A meme on FB has a man presumably in the 80s with a cathode ray tube television: the TVs fat, and he is skinny. In the era of flat screens - as the illustration shows - the reverse is now true.

The evolution of warfare is becoming mechanized, mechanical: distant. There is no longer the dread to invest "our national treasure," since wars as Machiavelli pronounced are "the extension of politics by other means," usually started by the 'canopy class'; fought by the lower caste in their rainforest's shadow. We're apparently training more joystick pilots than aircraft pilots in the US Air Force, further removing/distancing ourselves from the responsibility of corpse manufacture.

The opportunity to elevate oneself from lower to at least middle class - somewhere mid-trunk beneath social canopy, but still shadow - is offered as well as to "see the world" by all major branches of the services. The trick for that opportunity is to survive your deployment, and even your garrison service in the company of fellow members with limbs attached, perhaps some educational/vocational training and without sexual or other assault; harassment or PTSD. All branches are now embroiled in an in a record increase of sexual assault cases - on men as well as women - and the lack of accountability/prosecution by higher ups on perpetrators, the same higher-ups from the "good old boys" club often rendering ham-fist, half-witted pardons to assailants and no help of recovery for victims.

Manifest destiny: 1.historical expansionist doctrine: the doctrine or belief prevalent in the 19th century that the United States had the God-given right to expand into and possess the whole of the North American continent.

We are children of this sense of destiny/entitlement (if ever truly used in its correct application), and a reflection of this mechanized distancing through technology of mankind from itself.

Childhood as I recall it, with imagination creating my own space battles, "rattle snake eggs" with rubber bands, paperclips and an envelop; origami figurines; rubber band guns with clothes pins, stick ball and snow ball fights now kowtow to $25 - 50 video game programs with more than a million players online. Babies and Toys-R-Us makes children a consumer commodity after clearing placenta. Hours are spent by young people to master the next level while education is transformed into meaningless "teach-to-the-test" Pavlov drivel: it makes for an orderly society [of sorts] without critical thinking subjects that will question authority; the enjoyment of creativity for its own sake or expressive insight. Thus, we breed bottom-line capitalists at best; sociopaths at worst.

"It's Time to Tackle Interstellar Flight": please understand this apparent leap (shortly, I hope). The space race began after the launch of Sputnik, due to the fear in the US the Russians had developed the means of launching intercontinental ballistic missiles - armed with the threat of mutually assured destruction - which was quite an accurate assessment. Fear is a great motivator.
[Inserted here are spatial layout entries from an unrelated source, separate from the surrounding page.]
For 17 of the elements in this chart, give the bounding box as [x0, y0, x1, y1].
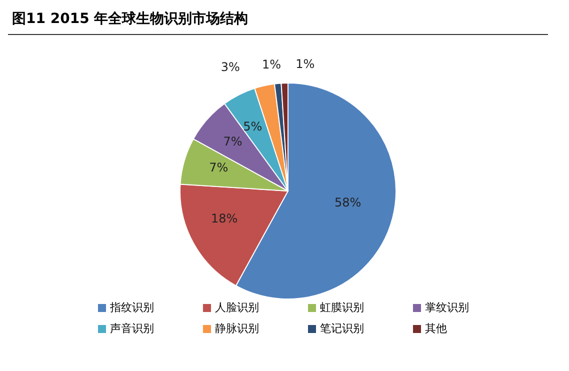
- data-label: 5%: [243, 119, 262, 134]
- legend-label: 指纹识别: [110, 300, 154, 315]
- legend-label: 其他: [425, 321, 447, 336]
- chart-title: 图11 2015 年全球生物识别市场结构: [12, 10, 248, 28]
- data-label: 18%: [210, 211, 238, 226]
- data-label: 7%: [223, 134, 242, 149]
- legend-label: 人脸识别: [215, 300, 259, 315]
- legend-label: 静脉识别: [215, 321, 259, 336]
- data-label: 58%: [334, 196, 362, 210]
- data-label: 3%: [220, 60, 240, 74]
- data-label: 1%: [262, 58, 282, 72]
- legend-label: 虹膜识别: [320, 300, 364, 315]
- legend-label: 声音识别: [110, 321, 154, 336]
- legend-label: 笔记识别: [320, 321, 364, 336]
- legend-label: 掌纹识别: [425, 300, 469, 315]
- data-label: 1%: [296, 57, 315, 72]
- data-label: 7%: [209, 160, 228, 174]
Al Capone said: "you can get much farther with a kind word and a gun than with a kind word alone." The spin off nostalgia science fiction shows - I Dream of Jeanie, Lost in Space, the Jetsons, Star Trek - were the "kind words"; nukes were "the guns."

It is an interesting title by Mike Wall (, and I like how he makes his case, but what would we be taking with us (in US) to space if successful? Will our drones/death stars follow; the arrogance of Manifest Destiny to the stars; will we cast the natives we find to their asteroid belt reservations; see the universe as "free-fire zone"? I recall some advice a noted martial artist friend gave another: "you fight like a bull. That's OK, until you run into a bigger bull." What if the bigger alien bull sees us as hostile, inconsequential...or, as food?

And even more soberly: With growing inequality, gynophobia, xenophobia, is the silence not golden from space, but the darker conclusion to the Drake Equation: the aliens did not survive themselves, let alone invaders? What if they concluded their third world war, and are fighting their fourth (if survived) fulfilling Einstein's surmise: "with sticks and stones"?

Maybe before warp drive, we need to tackle our materialism and conflict resolution skills.